Experts are also expected to suggest increasing the maturity of loans to LGFVs to 25-30 years and lowering interest rates, giving LGFVs some breathing room to find new sources of revenue. Banks would indirectly absorb the costs. The risk of such restructuring has led some investment banks to reassess the ratings of state-owned banks with high exposure to LGFVs. Commercial bank profits would be 6% lower if 10% of their LGFV loans were restructured, according to a historical stress simulation conducted by Wang Jian, an analyst at Guosen Securities.

The most direct way to reduce debt would be to sell assets. In Guizhou’s case, experts have for years suggested selling or partially pledging its stake in Kweichow Moutai, the world’s most valuable liquor maker, said a person familiar with the talks. But despite pressure from the central government to sell, local governments were reluctant.

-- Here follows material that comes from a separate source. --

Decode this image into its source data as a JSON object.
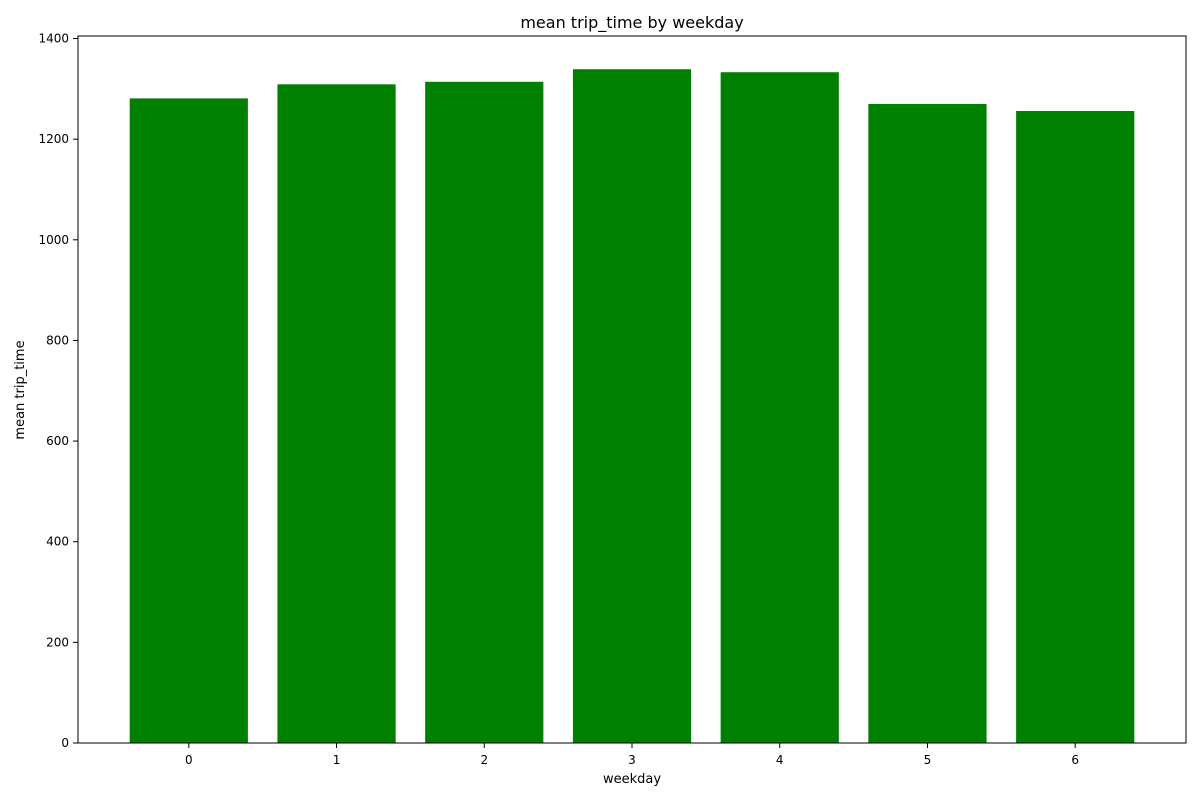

“The central government’s assumption is that the asset is more than enough to pay the debt, which is true to some extent,” said Ivan Chung, managing director of Moody’s Investors Service. “But it’s a question of how quickly these assets can be turned into cash, especially in the weaker western provinces.”

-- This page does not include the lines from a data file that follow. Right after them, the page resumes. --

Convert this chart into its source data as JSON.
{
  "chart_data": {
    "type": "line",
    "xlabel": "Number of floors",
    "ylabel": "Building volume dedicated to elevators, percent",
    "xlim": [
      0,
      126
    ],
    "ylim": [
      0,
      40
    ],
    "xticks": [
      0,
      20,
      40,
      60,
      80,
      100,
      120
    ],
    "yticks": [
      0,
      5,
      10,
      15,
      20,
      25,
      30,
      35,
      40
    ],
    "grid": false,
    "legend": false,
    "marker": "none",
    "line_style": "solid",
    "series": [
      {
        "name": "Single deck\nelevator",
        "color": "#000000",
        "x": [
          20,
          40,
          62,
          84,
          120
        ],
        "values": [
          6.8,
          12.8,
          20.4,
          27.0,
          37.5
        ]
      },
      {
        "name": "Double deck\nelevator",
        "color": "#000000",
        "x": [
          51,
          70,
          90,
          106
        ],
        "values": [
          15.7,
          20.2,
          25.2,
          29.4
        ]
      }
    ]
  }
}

This reluctance speaks to tension between local and central governments over the debt problem.

“The mindset underlying [da resistência] it’s politics,” said a senior state banker who handles Guizhou local government debt. “Bridges and roads are built in response to calls for economic growth and poverty reduction. But why should localities now assume all costs on behalf of the central government?”

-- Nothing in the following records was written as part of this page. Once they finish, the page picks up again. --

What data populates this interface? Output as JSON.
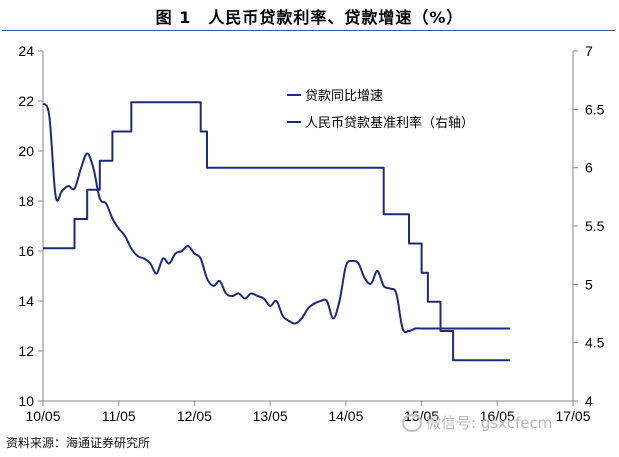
{
  "title": "图 1　人民币贷款利率、贷款增速（%）",
  "source": "资料来源：海通证券研究所",
  "watermark": "微信号: gsxcfecm",
  "colors": {
    "line": "#1b2b7a",
    "axis": "#8a8a8a",
    "text": "#000000"
  },
  "chart_data": {
    "type": "line",
    "x_tick_labels": [
      "10/05",
      "11/05",
      "12/05",
      "13/05",
      "14/05",
      "15/05",
      "16/05",
      "17/05"
    ],
    "xlim": [
      "2010-05",
      "2017-05"
    ],
    "y_left": {
      "lim": [
        10,
        24
      ],
      "ticks": [
        10,
        12,
        14,
        16,
        18,
        20,
        22,
        24
      ]
    },
    "y_right": {
      "lim": [
        4,
        7
      ],
      "ticks": [
        4,
        4.5,
        5,
        5.5,
        6,
        6.5,
        7
      ]
    },
    "grid": false,
    "legend_position": "top-right",
    "series": [
      {
        "name": "贷款同比增速",
        "axis": "left",
        "style": "smooth",
        "x": [
          "2010-05",
          "2010-06",
          "2010-07",
          "2010-08",
          "2010-09",
          "2010-10",
          "2010-11",
          "2010-12",
          "2011-01",
          "2011-02",
          "2011-03",
          "2011-04",
          "2011-05",
          "2011-06",
          "2011-07",
          "2011-08",
          "2011-09",
          "2011-10",
          "2011-11",
          "2011-12",
          "2012-01",
          "2012-02",
          "2012-03",
          "2012-04",
          "2012-05",
          "2012-06",
          "2012-07",
          "2012-08",
          "2012-09",
          "2012-10",
          "2012-11",
          "2012-12",
          "2013-01",
          "2013-02",
          "2013-03",
          "2013-04",
          "2013-05",
          "2013-06",
          "2013-07",
          "2013-08",
          "2013-09",
          "2013-10",
          "2013-11",
          "2013-12",
          "2014-01",
          "2014-02",
          "2014-03",
          "2014-04",
          "2014-05",
          "2014-06",
          "2014-07",
          "2014-08",
          "2014-09",
          "2014-10",
          "2014-11",
          "2014-12",
          "2015-01",
          "2015-02",
          "2015-03",
          "2015-04",
          "2015-05",
          "2015-06",
          "2015-07",
          "2015-08",
          "2015-09",
          "2015-10",
          "2015-11",
          "2015-12",
          "2016-01",
          "2016-02",
          "2016-03",
          "2016-04",
          "2016-05",
          "2016-06",
          "2016-07"
        ],
        "values": [
          21.9,
          21.4,
          18.2,
          18.4,
          18.6,
          18.5,
          19.3,
          19.9,
          19.3,
          18.1,
          17.9,
          17.3,
          16.9,
          16.6,
          16.1,
          15.8,
          15.7,
          15.5,
          15.1,
          15.7,
          15.5,
          15.9,
          16.0,
          16.2,
          15.9,
          15.7,
          14.9,
          14.6,
          14.8,
          14.3,
          14.2,
          14.3,
          14.1,
          14.3,
          14.2,
          14.1,
          13.8,
          14.0,
          13.4,
          13.2,
          13.1,
          13.3,
          13.7,
          13.9,
          14.0,
          14.0,
          13.3,
          14.0,
          15.4,
          15.6,
          15.5,
          14.9,
          14.7,
          15.2,
          14.6,
          14.5,
          14.3,
          12.9,
          12.8,
          12.9,
          12.9,
          12.9,
          12.9,
          12.9,
          12.9,
          12.9,
          12.9,
          12.9,
          12.9,
          12.9,
          12.9,
          12.9,
          12.9,
          12.9,
          12.9
        ]
      },
      {
        "name": "人民币贷款基准利率（右轴）",
        "axis": "right",
        "style": "step",
        "x": [
          "2010-05",
          "2010-10",
          "2010-12",
          "2011-02",
          "2011-04",
          "2011-07",
          "2012-06",
          "2012-07",
          "2014-11",
          "2015-03",
          "2015-05",
          "2015-06",
          "2015-08",
          "2015-10",
          "2016-07"
        ],
        "values": [
          5.31,
          5.56,
          5.81,
          6.06,
          6.31,
          6.56,
          6.31,
          6.0,
          5.6,
          5.35,
          5.1,
          4.85,
          4.6,
          4.35,
          4.35
        ]
      }
    ]
  }
}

In a statement addressed to local authorities, the Finance Ministry said in February: “If the baby is yours, you are the one who should hold it… The central government will not bail it out.”

In May, the financial department of Guiyang, the provincial capital, said in a statement that it had “done everything possible” to deal with its debt. The statement was later taken down from the agency’s website.

In the longer term, experts argue that the role of LGFVs in China’s economy needs to be fundamentally overhauled.

In a presentation to Premier Li in July, Luo Zhiheng, chief macroeconomic analyst at Yuekai Securities, said local governments should reduce their debt-fueled spending and rely more on tax revenues or central government funds for investment. This would be in line with China’s attempt to “rebuild the tax revenue base”, Luo said, according to a copy of the presentation seen by the Financial Times. More taxes on property and personal income could be implemented when the time is right, other experts said.

Another solution is to allow the central government to raise more money. “There is still room for the central government to run deficits. But I think it is widely understood by economists in China to be the last fiscal ‘ammunition’ the Chinese government has,” Shih said.

The impact of the debt crisis has been evident in the services provided by local governments.

In the far north province of Heilongjiang, residents struggled to heat their homes in winter after local gas suppliers tightened supplies. Businesses blamed the lack of government subsidies.

In the city of Zhangjiakou, in Hebei province, where part of the 2022 Beijing Winter Olympics were held, local budgets are increasingly strained.

A civil servant in Zhangjiakou, who requested anonymity because he was not authorized to speak to the media, said he no longer trusted receiving the payment. “Getting paid is like rolling dice,” said the server. “You never know how much you’ll get in your next monthly payment.”

Building the bridges in Guizhou was a decades-long process. Unraveling the complex web of local finance can also take years.

“The cleanup process is likely to be costly and economically painful,” said Lo of BNP Paribas. “It’s a controlled default process to weed out bad assets and deleverage the system, allowing more bad LGFVs to go bankrupt… while the restructuring and debt reduction processes move forward.”